Por Sueli Maia (Mai) em 2/14/2009
Há dias ele ri de si para si. Forte e alto, sua pele desidrata por ausência de sol e vida. A voz é grave numa fala em frases longas com palavras desconexas e inventadas. O riso em um sorriso ausente é inevitável e triste na falta de graça que é a exclusão social. Vitor delira enquanto o corpo movimenta-se compulsivo numa rede. Seus pés alavancam na parede suja, um vôo em ida e volta. O peso de uma vida balançando, provoca um som que ensandece quem escuta. O instrumento percussivo é a corrente que suporta a rede e o corpo. A melodia é o atrito de elo e gancho num ruído recorrente. E gesticula a fala enquanto fuma um cigarro interminável. A fumaça impregna de fuligem e cheiro, o corpo, roupas e toda atmosfera. O ar exala nicotina, suor e elisão. O gestual é enérgico e largo. Olha e não fala pra mim mas pro mundo e no seu mundo, informações cotidianas e banais. O seu delírio é claro em ‘ser’ delírio. A comunicação é complexa pela desordem do pensamento e da linguagem. Vitor me olha e diz: - Essa política é errada e burra. O presidente do Haiti governa o Iraque, o Brasil é o Haiti e aqui se fala inglês, francês e mandarim em português. Ele é um Juiz federal que ri de tudo e me faz rir, também. Há um poder e uma lógica louca que subjaz na razão da loucura. Enquanto assiste um programa invisível na TV que está em off, ouve o som de Bob Marley. Continua seu discurso ‘umbilical’ dizendo que mantém tudo e todos o exploram. Em segundos o delírio de grandeza estanca. Percebo a mudança facial que a tez retrata. É instantânea a inundação de adrenalina e medo. Vitor fixa seu olhar apavorado em mim. Eu miro um ponto entre os seus olhos pra que o meu olhar não o agrida. Não há mais delirio. Agora é um grito alucinado de pavor. Vitor projeta em mim o agressor interno que são seus medos e fantasmas. A sua culpa corrosiva com dedo em riste lhe cobra e acusa. Um homem em pânico em tormento brutal . Não há ninguém além de Vitor e eu. Não há agressão externa a ele. Vitor levanta me olha e urra: - CHEGA! Sai daqui! Vou te matar! Vai embora. Eu falo calmamente e peço calma. Súbito ele desvia o olhar e grita à tudo que só ele vê na parede: - vai embora daqui! Vitor chuta, esmurra, bate com força a cabeça e fere-se em luta contra seu próprio corpo rígido em medo. E é um absurdo o que se vê. Um homem sofrendo com pavor brutal e agora, exausto, derrete-se em suor e sangue. As mãos sangram a dor que escorreu de sua testa. Minha garganta já travada também sangra, agora.
.
Imagem Google

23 comentários:

Luciene de Morais disse... @ 14 de fevereiro de 2009 às 12:22

Quem tem todas as respostas?
Quem percebe?
Quem ensandece?
Quem mira?
Quem culpa?
Quem grita?
Quem se apavora?
Quem tem razão?
Quem tem loucura?
Quem tem medo?
Quem delira?
Quem é absurdo?
Quem é risível?
Quem não?

Monday disse... @ 14 de fevereiro de 2009 às 12:44

cena fantástica ... desenhou todo o quadro, moça, bem aqui na frente ... texto pra ficar na prateleira de sala de troféus ...
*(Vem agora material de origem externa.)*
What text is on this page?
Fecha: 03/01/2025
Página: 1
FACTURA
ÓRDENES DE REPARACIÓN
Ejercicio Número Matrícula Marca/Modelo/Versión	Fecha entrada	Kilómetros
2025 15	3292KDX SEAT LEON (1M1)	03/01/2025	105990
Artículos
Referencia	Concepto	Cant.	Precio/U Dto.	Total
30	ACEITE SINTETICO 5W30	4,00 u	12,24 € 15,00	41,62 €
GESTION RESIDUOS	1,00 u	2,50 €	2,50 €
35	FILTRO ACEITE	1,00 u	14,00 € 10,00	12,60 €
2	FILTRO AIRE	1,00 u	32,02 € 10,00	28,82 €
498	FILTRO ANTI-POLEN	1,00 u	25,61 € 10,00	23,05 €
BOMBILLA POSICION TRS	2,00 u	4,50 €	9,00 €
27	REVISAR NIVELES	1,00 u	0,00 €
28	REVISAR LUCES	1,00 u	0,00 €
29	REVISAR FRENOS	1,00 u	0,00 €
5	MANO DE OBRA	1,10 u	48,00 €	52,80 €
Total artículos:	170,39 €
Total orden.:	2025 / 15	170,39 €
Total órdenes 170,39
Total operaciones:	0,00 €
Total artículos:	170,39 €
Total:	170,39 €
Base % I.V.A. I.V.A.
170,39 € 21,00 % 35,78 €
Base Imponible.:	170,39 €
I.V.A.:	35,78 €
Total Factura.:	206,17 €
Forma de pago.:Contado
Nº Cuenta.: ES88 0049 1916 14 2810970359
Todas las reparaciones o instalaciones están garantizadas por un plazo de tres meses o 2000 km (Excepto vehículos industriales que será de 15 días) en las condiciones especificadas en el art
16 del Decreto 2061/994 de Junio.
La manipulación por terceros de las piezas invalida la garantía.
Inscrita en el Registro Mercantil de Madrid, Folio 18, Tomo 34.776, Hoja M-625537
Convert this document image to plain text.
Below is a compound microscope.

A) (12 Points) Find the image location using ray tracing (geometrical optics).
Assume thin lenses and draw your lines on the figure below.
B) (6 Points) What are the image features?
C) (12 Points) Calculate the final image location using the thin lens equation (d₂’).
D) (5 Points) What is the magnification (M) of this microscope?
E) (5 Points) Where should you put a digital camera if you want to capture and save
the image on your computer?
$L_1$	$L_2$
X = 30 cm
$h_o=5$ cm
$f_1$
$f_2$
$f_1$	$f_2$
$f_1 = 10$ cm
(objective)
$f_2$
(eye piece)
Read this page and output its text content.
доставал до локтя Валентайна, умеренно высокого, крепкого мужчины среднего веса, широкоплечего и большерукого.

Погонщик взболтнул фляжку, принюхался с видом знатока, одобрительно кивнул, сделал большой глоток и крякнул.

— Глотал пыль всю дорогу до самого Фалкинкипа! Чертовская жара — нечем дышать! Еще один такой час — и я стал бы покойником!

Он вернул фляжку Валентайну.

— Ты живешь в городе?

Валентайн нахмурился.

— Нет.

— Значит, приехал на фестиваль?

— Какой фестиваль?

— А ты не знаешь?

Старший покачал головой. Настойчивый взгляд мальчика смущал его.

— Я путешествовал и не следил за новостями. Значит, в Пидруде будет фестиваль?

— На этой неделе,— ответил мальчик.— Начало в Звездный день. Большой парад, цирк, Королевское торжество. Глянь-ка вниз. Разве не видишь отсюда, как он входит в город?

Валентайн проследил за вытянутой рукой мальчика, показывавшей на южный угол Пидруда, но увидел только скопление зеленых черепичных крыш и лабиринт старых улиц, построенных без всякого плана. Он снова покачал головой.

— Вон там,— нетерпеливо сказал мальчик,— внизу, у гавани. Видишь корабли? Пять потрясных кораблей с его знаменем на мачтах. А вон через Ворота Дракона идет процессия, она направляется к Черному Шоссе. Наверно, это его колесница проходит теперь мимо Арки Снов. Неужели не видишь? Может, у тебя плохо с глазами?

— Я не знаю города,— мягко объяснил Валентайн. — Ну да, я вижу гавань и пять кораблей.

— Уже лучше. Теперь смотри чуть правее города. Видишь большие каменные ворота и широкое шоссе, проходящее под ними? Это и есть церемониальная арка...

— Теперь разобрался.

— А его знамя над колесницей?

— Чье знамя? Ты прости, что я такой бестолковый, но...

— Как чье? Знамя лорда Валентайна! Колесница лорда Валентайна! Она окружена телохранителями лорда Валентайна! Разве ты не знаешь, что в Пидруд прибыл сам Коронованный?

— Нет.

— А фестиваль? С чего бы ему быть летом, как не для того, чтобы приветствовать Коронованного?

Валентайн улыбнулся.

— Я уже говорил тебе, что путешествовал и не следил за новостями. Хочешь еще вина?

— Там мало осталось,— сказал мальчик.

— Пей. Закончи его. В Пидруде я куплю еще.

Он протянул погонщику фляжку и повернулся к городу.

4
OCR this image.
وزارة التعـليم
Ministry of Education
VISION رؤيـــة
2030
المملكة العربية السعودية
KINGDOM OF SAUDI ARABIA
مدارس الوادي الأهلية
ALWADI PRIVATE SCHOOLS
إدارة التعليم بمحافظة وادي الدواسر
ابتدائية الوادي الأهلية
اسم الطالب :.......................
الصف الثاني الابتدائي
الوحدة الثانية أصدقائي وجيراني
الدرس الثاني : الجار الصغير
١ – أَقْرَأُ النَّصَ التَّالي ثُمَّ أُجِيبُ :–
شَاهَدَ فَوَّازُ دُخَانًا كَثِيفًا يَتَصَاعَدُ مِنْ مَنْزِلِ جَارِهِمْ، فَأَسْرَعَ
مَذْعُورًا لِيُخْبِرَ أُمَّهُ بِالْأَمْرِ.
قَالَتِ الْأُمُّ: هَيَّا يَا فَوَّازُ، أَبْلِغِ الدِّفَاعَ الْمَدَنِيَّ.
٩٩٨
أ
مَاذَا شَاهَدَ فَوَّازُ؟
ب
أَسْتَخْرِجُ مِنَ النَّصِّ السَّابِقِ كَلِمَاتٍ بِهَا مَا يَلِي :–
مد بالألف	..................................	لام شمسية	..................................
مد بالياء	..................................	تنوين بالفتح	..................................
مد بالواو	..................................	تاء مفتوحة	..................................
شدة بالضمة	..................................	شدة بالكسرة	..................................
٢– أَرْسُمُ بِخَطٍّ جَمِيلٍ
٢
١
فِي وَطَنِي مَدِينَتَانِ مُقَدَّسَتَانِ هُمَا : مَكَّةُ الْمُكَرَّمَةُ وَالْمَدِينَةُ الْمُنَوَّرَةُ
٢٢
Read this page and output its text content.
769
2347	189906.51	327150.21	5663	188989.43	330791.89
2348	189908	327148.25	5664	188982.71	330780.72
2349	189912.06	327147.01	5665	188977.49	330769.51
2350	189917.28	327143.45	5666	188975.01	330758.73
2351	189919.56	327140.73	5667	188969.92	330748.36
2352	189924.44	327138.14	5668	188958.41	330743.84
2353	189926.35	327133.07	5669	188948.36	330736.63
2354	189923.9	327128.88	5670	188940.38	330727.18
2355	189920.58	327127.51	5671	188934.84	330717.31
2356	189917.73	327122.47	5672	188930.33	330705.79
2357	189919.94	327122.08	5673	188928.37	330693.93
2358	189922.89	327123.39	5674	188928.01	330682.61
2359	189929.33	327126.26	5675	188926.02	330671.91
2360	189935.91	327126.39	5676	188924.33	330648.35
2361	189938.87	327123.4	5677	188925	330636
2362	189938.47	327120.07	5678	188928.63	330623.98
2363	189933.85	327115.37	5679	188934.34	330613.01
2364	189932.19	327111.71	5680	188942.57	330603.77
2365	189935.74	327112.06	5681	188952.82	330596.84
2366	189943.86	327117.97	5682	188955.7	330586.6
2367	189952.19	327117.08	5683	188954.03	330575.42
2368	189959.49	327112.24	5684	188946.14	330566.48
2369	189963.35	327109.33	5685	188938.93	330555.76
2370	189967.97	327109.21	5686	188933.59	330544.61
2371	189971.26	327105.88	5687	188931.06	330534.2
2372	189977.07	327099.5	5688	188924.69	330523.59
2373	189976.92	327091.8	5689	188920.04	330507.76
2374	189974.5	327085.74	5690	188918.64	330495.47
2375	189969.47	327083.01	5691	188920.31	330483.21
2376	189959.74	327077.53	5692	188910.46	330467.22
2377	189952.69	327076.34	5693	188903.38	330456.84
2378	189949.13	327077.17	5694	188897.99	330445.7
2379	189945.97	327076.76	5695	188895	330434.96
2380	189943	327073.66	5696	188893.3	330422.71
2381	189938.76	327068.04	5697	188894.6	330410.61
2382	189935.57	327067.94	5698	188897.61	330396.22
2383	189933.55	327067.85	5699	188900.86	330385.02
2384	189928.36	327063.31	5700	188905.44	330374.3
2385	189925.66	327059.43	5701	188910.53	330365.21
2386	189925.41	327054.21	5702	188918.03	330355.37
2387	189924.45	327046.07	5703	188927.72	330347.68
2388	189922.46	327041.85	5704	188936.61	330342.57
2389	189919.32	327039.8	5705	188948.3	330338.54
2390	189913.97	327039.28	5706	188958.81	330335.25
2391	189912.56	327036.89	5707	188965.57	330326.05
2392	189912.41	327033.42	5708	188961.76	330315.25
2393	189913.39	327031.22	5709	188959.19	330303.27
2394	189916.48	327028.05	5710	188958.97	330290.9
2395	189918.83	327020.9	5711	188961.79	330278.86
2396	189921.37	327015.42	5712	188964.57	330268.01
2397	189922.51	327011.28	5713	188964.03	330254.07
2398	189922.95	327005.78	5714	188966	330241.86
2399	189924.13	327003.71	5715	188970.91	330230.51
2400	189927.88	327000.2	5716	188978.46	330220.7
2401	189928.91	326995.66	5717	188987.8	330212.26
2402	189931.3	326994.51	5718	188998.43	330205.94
quanto ao delírio, a história parece a própria definição da palavra ...

um dos melhores textos seus que já li ...

bjks

Luna disse... @ 14 de fevereiro de 2009 às 12:51

Tantos sentimentos diferentes dois seres
podem sentir no mesmo momento, difícil
é sabermos dosear em palavras
beijinhos

Dauri Batisti disse... @ 14 de fevereiro de 2009 às 13:09

Cena de sentimentos muito bem descrita. Realidade e delírio. Delírio de um realidade de outro.
Parabéns.

Um beijo.

Marcelo Novaes disse... @ 14 de fevereiro de 2009 às 16:11

Meu Deus!


Esse consultório ficou todo avariado por tal massacre a dezoito vozes e um pugilista solitário...!!!





Beijos, Mai.






Marcelo.

Anônimo disse... @ 14 de fevereiro de 2009 às 16:40

E eu, indo com ele, da razão ao delírio dentro das suas palavras.
Lembrei-me de um amigo, coreano... Foi quase isso.

beijinhos

Elcio Tuiribepi disse... @ 14 de fevereiro de 2009 às 18:13

Mai...tentei enviar 3 vezes...rss...caso tenha ido...apaga aí..rsss..valeuuu

È Mai...voei aqui nas imagens desse real delírio, vi mesmo a cena, embora parecesse em mim curta, como um curta-metragem...
Parecia que eram meus olhos a ver, me senti no seu lugar...caramba...
Um abraço na alma...
Você e o Dauri trazem muito do cotidiano de voc~es, essa a minha impressão, sem querer fazer julgamentos, apenas alma...show de bola...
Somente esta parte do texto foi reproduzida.